Dangling the election date is puckery just for the party faithful who hold election day as sacrosanct as The Judgement. Why can't we just set it and forget it when it comes to election day? Just pick a date, and every five years we go to the polls. The Electoral Office of Jamaica would be able to plan properly, and the PM would have one fewer thing to worry (and brag) about.
Next, they'll bring the puckery to me - the undecided. One friend revealed that for the first time in four years, last week they got a newsletter from their member of parliament. I've seen high-gloss, multi-page manifestos with recycled promises that will never be fulfilled. But I get it: Kissing up to the voting public is all part of the campaign puckery. Make them believe. The better orator may win.
An imperative question
The political machinery is being cranked up, and "What have you done for me lately?" is the question every politician and political hopeful is scurrying to answer. And they should answer it.
It irks me when I hear people talk about "my family is PNP" or "mi a born JLP". Tell me how that has worked out for you. The same party - in many cases, the same person - has been in control of your community for decades. How have they made it better?
As you go to the polls, I ask that you consider what your representatives have done to make the lives of their constituents better. And not marginally better. How many have made meaningful changes that can resonate with generations to come?
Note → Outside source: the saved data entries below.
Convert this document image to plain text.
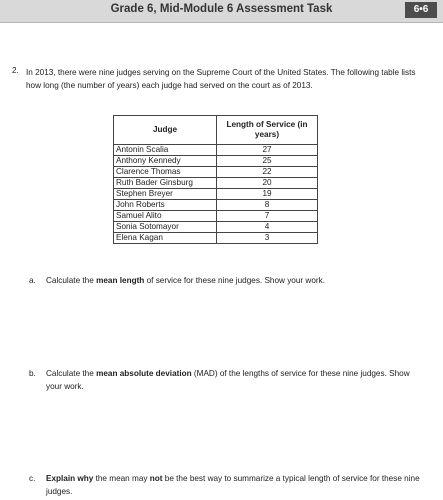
Grade 6, Mid-Module 6 Assessment Task	6•6
2. In 2013, there were nine judges serving on the Supreme Court of the United States. The following table lists how long (the number of years) each judge had served on the court as of 2013.
Judge	Length of Service (in years)
Antonin Scalia	27
Anthony Kennedy	25
Clarence Thomas	22
Ruth Bader Ginsburg	20
Stephen Breyer	19
John Roberts	8
Samuel Alito	7
Sonia Sotomayor	4
Elena Kagan	3
a. Calculate the mean length of service for these nine judges. Show your work.
b. Calculate the mean absolute deviation (MAD) of the lengths of service for these nine judges. Show your work.
c. Explain why the mean may not be the best way to summarize a typical length of service for these nine judges.
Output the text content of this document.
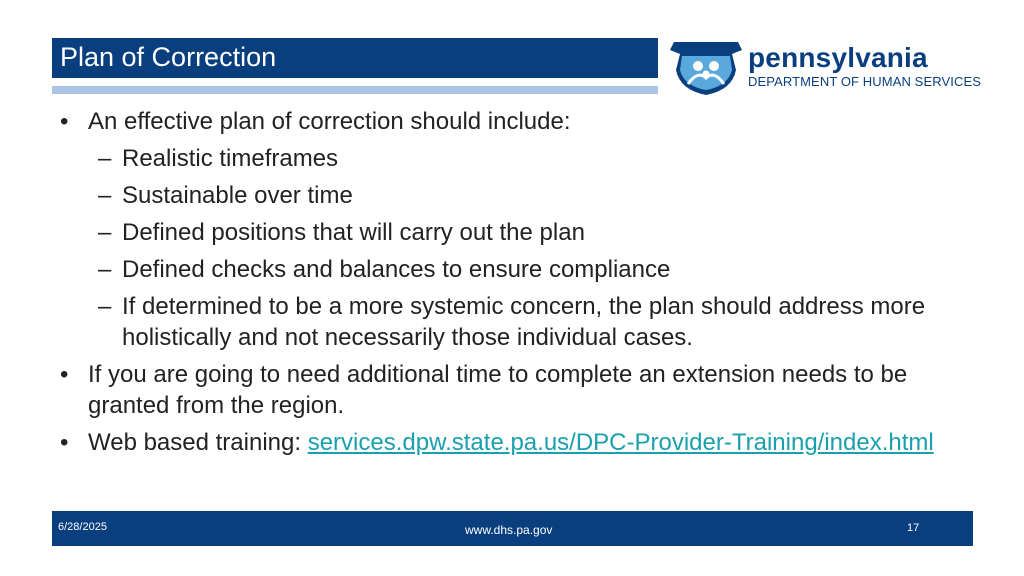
Plan of Correction	pennsylvania
DEPARTMENT OF HUMAN SERVICES
• An effective plan of correction should include:
– Realistic timeframes
– Sustainable over time
– Defined positions that will carry out the plan
– Defined checks and balances to ensure compliance
– If determined to be a more systemic concern, the plan should address more holistically and not necessarily those individual cases.
• If you are going to need additional time to complete an extension needs to be granted from the region.
• Web based training: services.dpw.state.pa.us/DPC-Provider-Training/index.html
6/28/2025	www.dhs.pa.gov	17
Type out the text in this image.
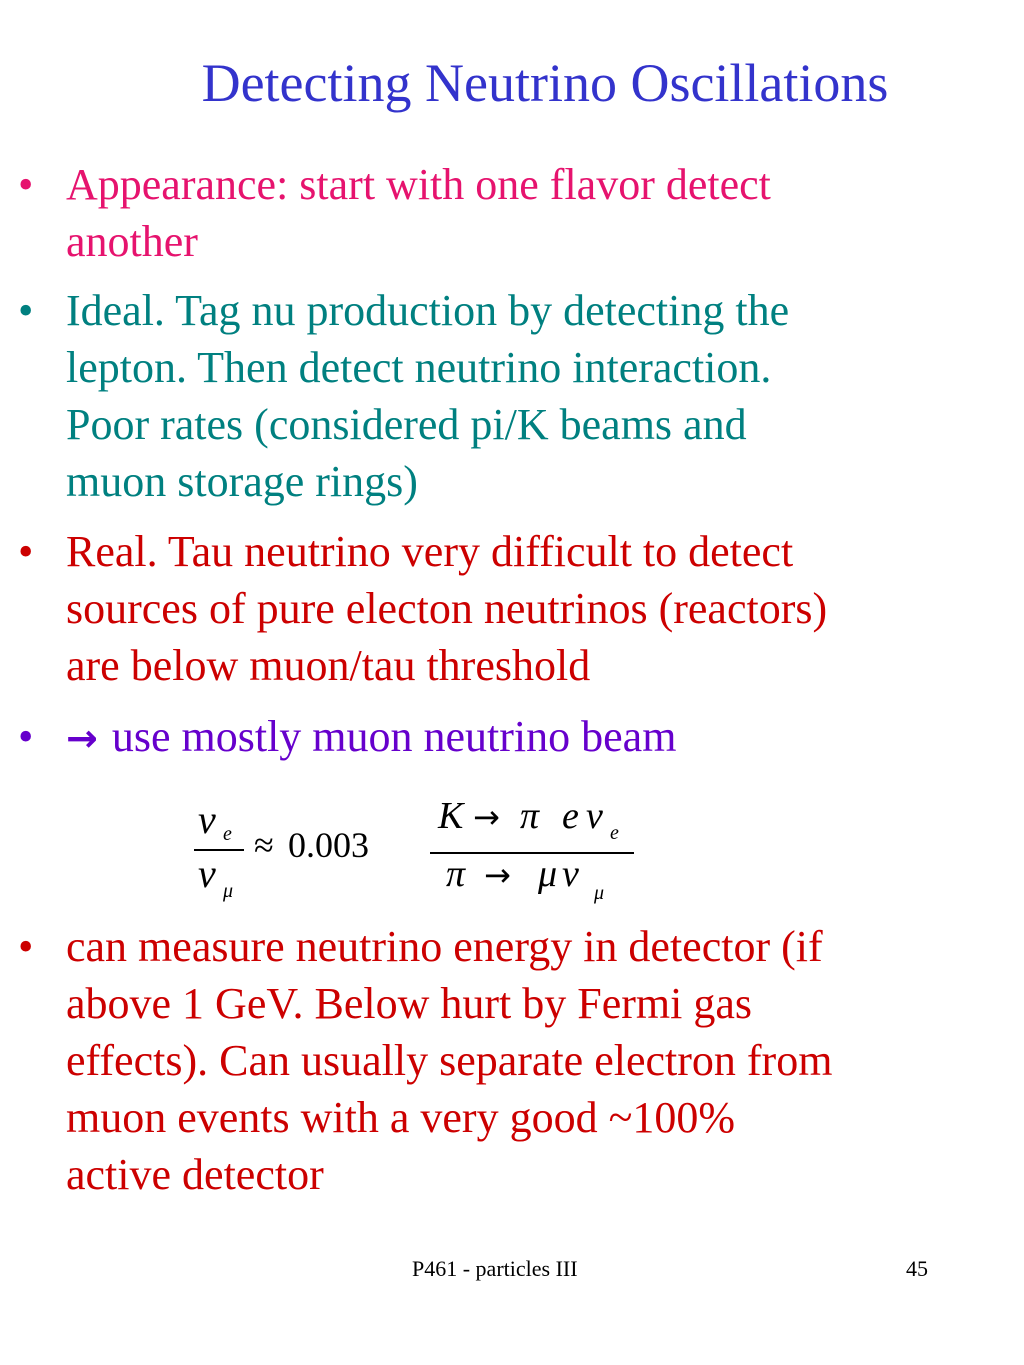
Detecting Neutrino Oscillations
• Appearance: start with one flavor detect
another
• Ideal. Tag nu production by detecting the
lepton. Then detect neutrino interaction.
Poor rates (considered pi/K beams and
muon storage rings)
• Real. Tau neutrino very difficult to detect
sources of pure electon neutrinos (reactors)
are below muon/tau threshold
• → use mostly muon neutrino beam
ν e
ν μ
≈ 0.003
K → π e ν e
π → μ ν μ
• can measure neutrino energy in detector (if
above 1 GeV. Below hurt by Fermi gas
effects). Can usually separate electron from
muon events with a very good ~100%
active detector
P461 - particles III	45
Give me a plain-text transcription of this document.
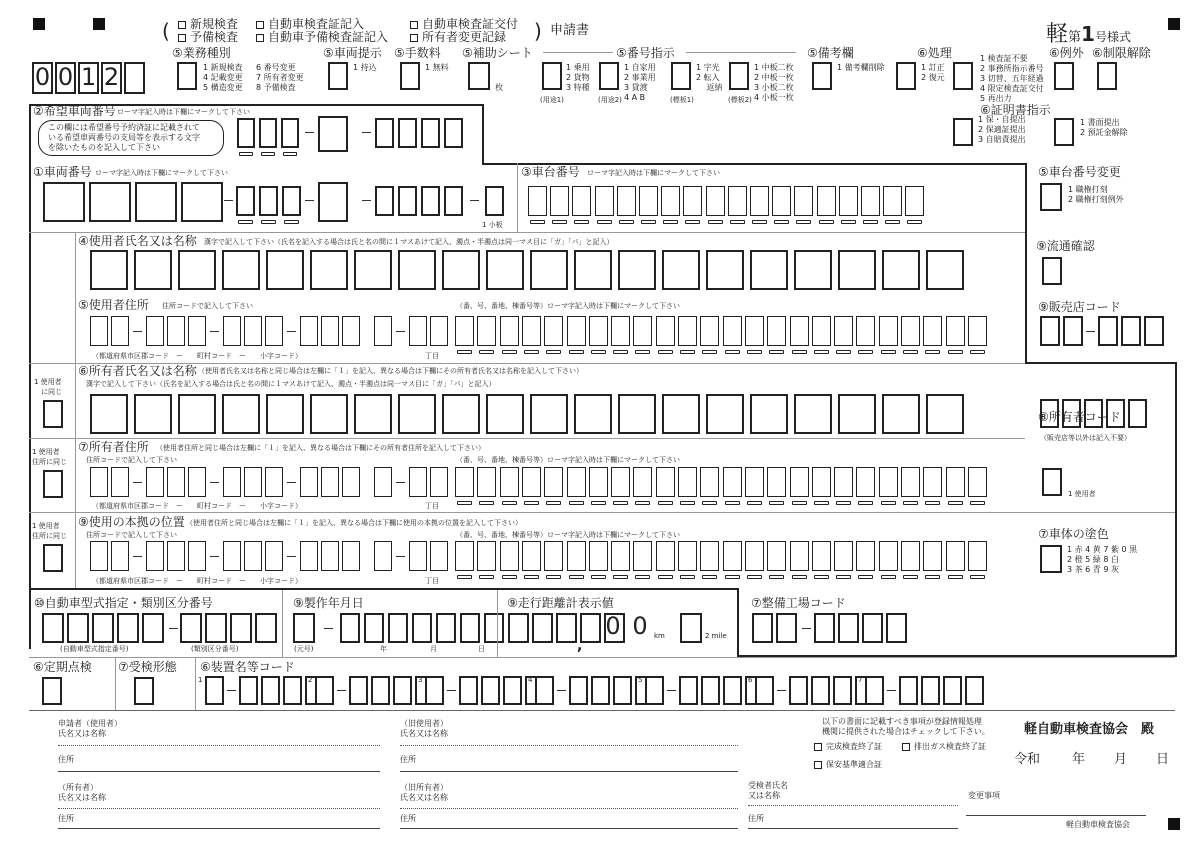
0 0 1 2
1	2	3	4	5	6	7
(	)
新規検査 自動車検査証記入	自動車検査証交付
予備検査 自動車予備検査証記入	所有者変更記録	申請書	軽第1号様式
⑤業務種別
1 新規検査
4 記載変更
5 構造変更
6 番号変更
7 所有者変更
8 予備検査
⑤車両提示
1 持込
⑤手数料
1 無料
⑤補助シート
枚
⑤番号指示
1 乗用
2 貨物
3 特種
(用途1)
1 自家用
2 事業用
3 貸渡
4 A B
(用途2)
1 字光
2 転入
　 返納
(標板1)
1 中板二枚
2 中板一枚
3 小板二枚
4 小板一枚
(標板2)
⑤備考欄
1 備考欄削除
⑥処理
1 訂正
2 復元
1 検査証不要
2 事務所指示番号
3 切替、五年経過
4 限定検査証交付
5 再出力
⑥例外 ⑥制限解除
⑥証明書指示
1 保・自提出
2 保適証提出
3 自賠責提出
1 書面提出
2 預託金解除
②希望車両番号 ローマ字記入時は下欄にマークして下さい
この欄には希望番号予約済証に記載されて
いる希望車両番号の支局等を表示する文字
を除いたものを記入して下さい
①車両番号 ローマ字記入時は下欄にマークして下さい
1 小板
③車台番号 ローマ字記入時は下欄にマークして下さい	⑤車台番号変更
1 職権打刻
2 職権打刻例外
④使用者氏名又は名称 漢字で記入して下さい（氏名を記入する場合は氏と名の間に１マスあけて記入、濁点・半濁点は同一マス目に「ガ」「パ」と記入）	⑨流通確認
⑨販売店コード
⑤使用者住所 住所コードで記入して下さい	（番、号、番地、棟番号等）ローマ字記入時は下欄にマークして下さい
（都道府県市区郡コード　ー　　町村コード　ー　　小字コード）	丁目
⑥所有者氏名又は名称 （使用者氏名又は名称と同じ場合は左欄に「１」を記入、異なる場合は下欄にその所有者氏名又は名称を記入して下さい）
漢字で記入して下さい（氏名を記入する場合は氏と名の間に１マスあけて記入、濁点・半濁点は同一マス目に「ガ」「パ」と記入）
1 使用者
　に同じ
⑧所有者コード
（販売店等以外は記入不要）
1 使用者
⑦所有者住所 （使用者住所と同じ場合は左欄に「１」を記入、異なる場合は下欄にその所有者住所を記入して下さい）
住所コードで記入して下さい	（番、号、番地、棟番号等）ローマ字記入時は下欄にマークして下さい
1 使用者
住所に同じ
（都道府県市区郡コード　ー　　町村コード　ー　　小字コード）	丁目
⑨使用の本拠の位置 （使用者住所と同じ場合は左欄に「１」を記入、異なる場合は下欄に使用の本拠の位置を記入して下さい）
住所コードで記入して下さい	（番、号、番地、棟番号等）ローマ字記入時は下欄にマークして下さい
1 使用者
住所に同じ
（都道府県市区郡コード　ー　　町村コード　ー　　小字コード）	丁目
⑦車体の塗色
1 赤 4 黄 7 紫 0 黒
2 橙 5 緑 8 白
3 茶 6 青 9 灰
⑩自動車型式指定・類別区分番号
(自動車型式指定番号)	(類別区分番号)
⑨製作年月日
(元号)	年	月	日
⑨走行距離計表示値
0 0 km	2 mile
,
⑦整備工場コード
⑥定期点検 ⑦受検形態 ⑥装置名等コード
申請者（使用者）
氏名又は名称
住所
（旧使用者）
氏名又は名称
住所
（所有者）
氏名又は名称
住所
（旧所有者）
氏名又は名称
住所
受検者氏名
又は名称
住所
以下の書面に記載すべき事項が登録情報処理
機関に提供された場合はチェックして下さい。
完成検査終了証	排出ガス検査終了証
保安基準適合証
軽自動車検査協会　殿
令和 年 月 日
変更事項
軽自動車検査協会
If you can't run your constituency, you can't run my country, especially if you've had the seat for multiple terms.
In the midst of the silly puckery, get enumerated, folks. You have until September 30 to ensure you get on the voters' list. I'm immune to puckery, and I refuse to have curry goat-gobbling T-shirt lovers pick my government for me.
A word to the wise: With all the consultants on the books for both political parties, I would think it crucial that both seek out the services of a local 'Olivia Pope', especially now. Invariably, in the run-up to general elections, politicians say and do unbecoming things. And most aren't nimble enough to spin the story in their favour. Do yourselves a favour. Hire a professional.